The State Department was wrong to deny citizenship to 2-year-old Ethan Dvash-Banks because U.S. law does not require a child to show a biological relationship with their parents if their parents were married at the time of their birth, District Judge John Walter ruled, The Associated Press reported.
Andrew Dvash-Banks, an American, and Elad Dvash-Banks, an Israeli, married in Canada in 2010. Their sons, Ethan and Aiden, were conceived with donor eggs and the sperm from both fathers, and were born from the same surrogate mother minutes apart in September 2016. Both fathers are listed as the parents on the birth certificates.

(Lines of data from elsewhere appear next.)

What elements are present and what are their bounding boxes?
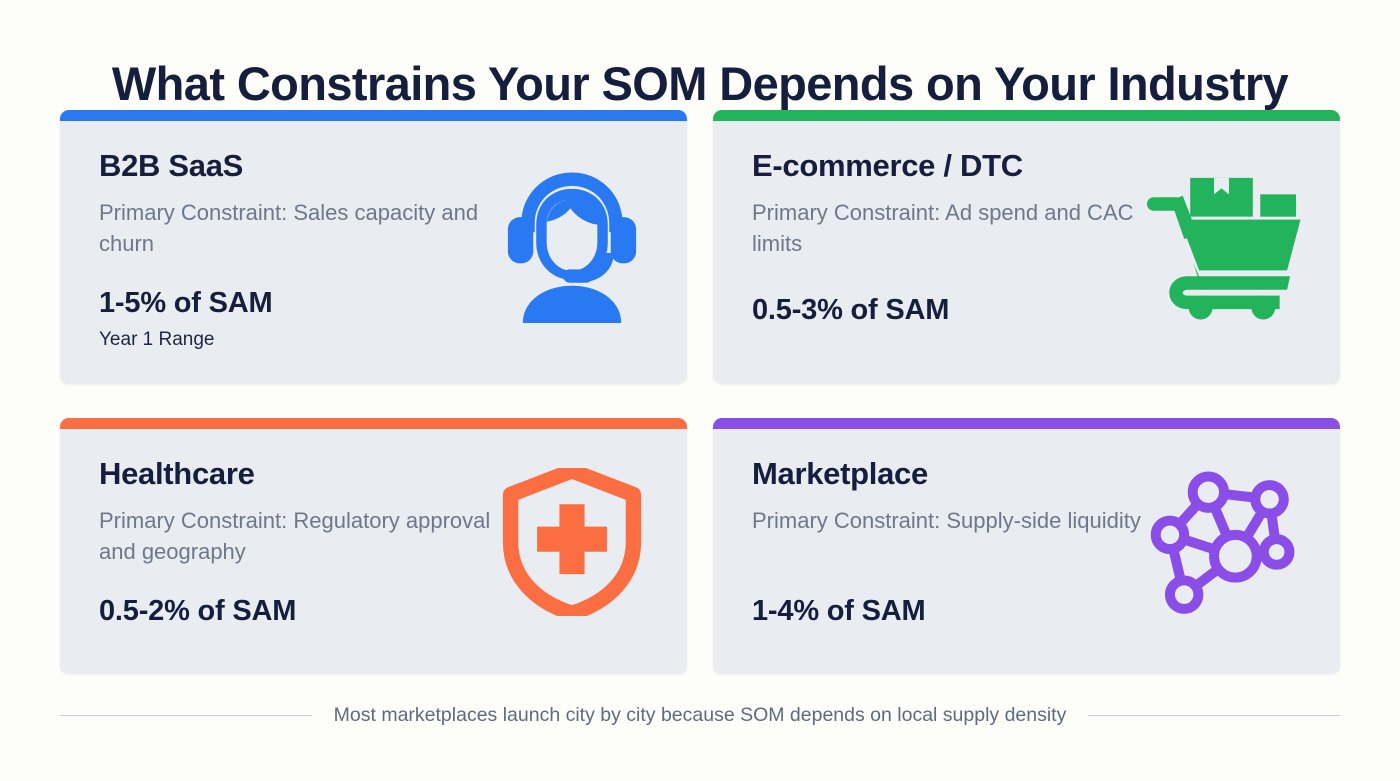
card-body: Healthcare Primary Constraint: Regulator…	[60, 429, 687, 674]
card-substat: Year 1 Range	[99, 329, 215, 350]
industry-card-grid: B2B SaaS Primary Constraint: Sales capac…	[60, 110, 1340, 674]
card-title: B2B SaaS	[99, 148, 244, 183]
card-title: Marketplace	[752, 456, 928, 491]
footer-rule-right	[1088, 715, 1341, 716]
card-constraint: Primary Constraint: Supply-side liquidit…	[752, 508, 1141, 534]
industry-card-b2b-saas[interactable]: B2B SaaS Primary Constraint: Sales capac…	[60, 110, 687, 384]
card-stat: 1-4% of SAM	[752, 595, 926, 627]
card-title: Healthcare	[99, 456, 255, 491]
accent-bar	[60, 110, 687, 121]
card-constraint: Primary Constraint: Regulatory approval …	[99, 508, 491, 565]
card-constraint: Primary Constraint: Ad spend and CAC lim…	[752, 200, 1134, 257]
card-stat: 1-5% of SAM	[99, 287, 273, 319]
accent-bar	[713, 110, 1340, 121]
footer-note: Most marketplaces launch city by city be…	[60, 704, 1341, 727]
card-body: Marketplace Primary Constraint: Supply-s…	[713, 429, 1340, 674]
industry-card-marketplace[interactable]: Marketplace Primary Constraint: Supply-s…	[713, 418, 1340, 674]
card-constraint: Primary Constraint: Sales capacity and c…	[99, 200, 479, 257]
card-body: B2B SaaS Primary Constraint: Sales capac…	[60, 121, 687, 384]
card-stat: 0.5-3% of SAM	[752, 294, 950, 326]
card-body: E-commerce / DTC Primary Constraint: Ad …	[713, 121, 1340, 384]
accent-bar	[713, 418, 1340, 429]
footer-rule-left	[60, 715, 312, 716]
page-title: What Constrains Your SOM Depends on Your…	[111, 57, 1289, 111]
industry-card-ecommerce-dtc[interactable]: E-commerce / DTC Primary Constraint: Ad …	[713, 110, 1340, 384]
industry-card-healthcare[interactable]: Healthcare Primary Constraint: Regulator…	[60, 418, 687, 674]
card-stat: 0.5-2% of SAM	[99, 595, 297, 627]
card-title: E-commerce / DTC	[752, 148, 1023, 183]
accent-bar	[60, 418, 687, 429]
footer-note-text: Most marketplaces launch city by city be…	[333, 704, 1067, 726]
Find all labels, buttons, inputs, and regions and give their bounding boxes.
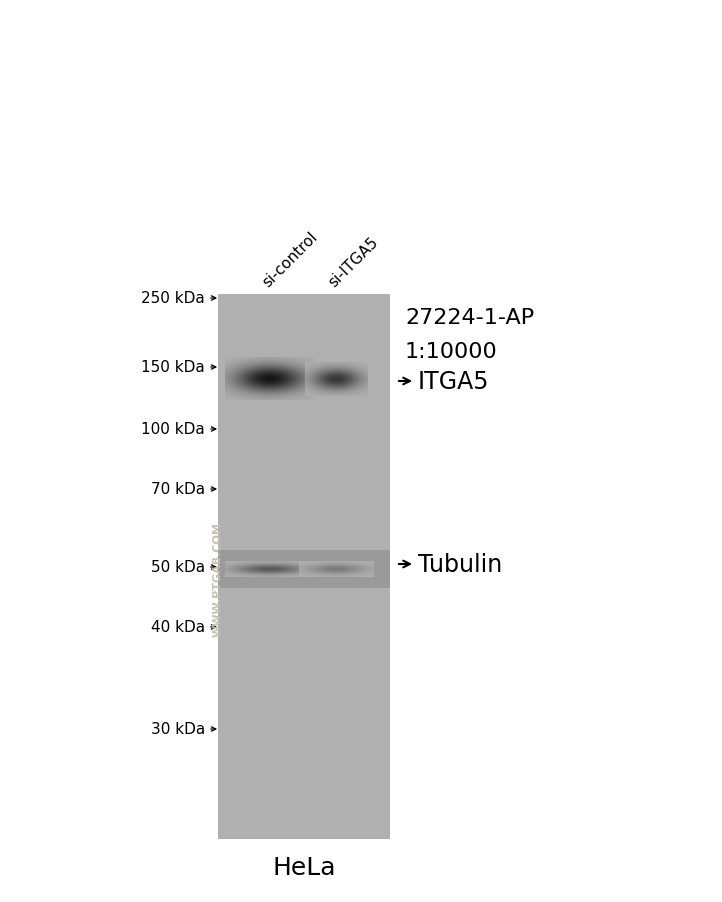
Text: Tubulin: Tubulin [418,552,503,576]
Bar [218,550,390,588]
Text: ITGA5: ITGA5 [418,370,490,393]
Text: si-ITGA5: si-ITGA5 [326,235,381,290]
Text: 50 kDa: 50 kDa [151,560,205,575]
Text: 1:10000: 1:10000 [405,342,497,362]
Text: 30 kDa: 30 kDa [151,722,205,737]
Text: HeLa: HeLa [272,855,336,879]
Text: 100 kDa: 100 kDa [142,422,205,437]
Text: 70 kDa: 70 kDa [151,482,205,497]
Bar [218,295,390,839]
Text: WWW.PTGAB.COM: WWW.PTGAB.COM [213,522,223,637]
Text: 40 kDa: 40 kDa [151,620,205,635]
Text: 250 kDa: 250 kDa [142,291,205,306]
Text: si-control: si-control [259,229,320,290]
Text: 27224-1-AP: 27224-1-AP [405,308,534,327]
Text: 150 kDa: 150 kDa [142,360,205,375]
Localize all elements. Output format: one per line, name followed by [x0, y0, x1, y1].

Shortly after the births, the fathers went to the U.S. Consulate in Toronto to apply for American citizenship for their sons. The officer there asked for “highly personal details” about the conception of the twins, leading the men to leave the consulate “shocked, humiliated, and hurt,” according to the lawsuit filed last year by Immigration Equality, an LGBTQ immigrant rights organization, and the law firm of Sullivan & Cromwell.


The men were forced to undergo DNA tests that proved that Elad Dvash-Banks, who is not American, is the father of Ethan and Andrew Dvash-Banks, who is American, is the father of Aiden.


Only Aiden was recognized as a citizen from birth. The couple sued to force the government to give the same status to his twin brother.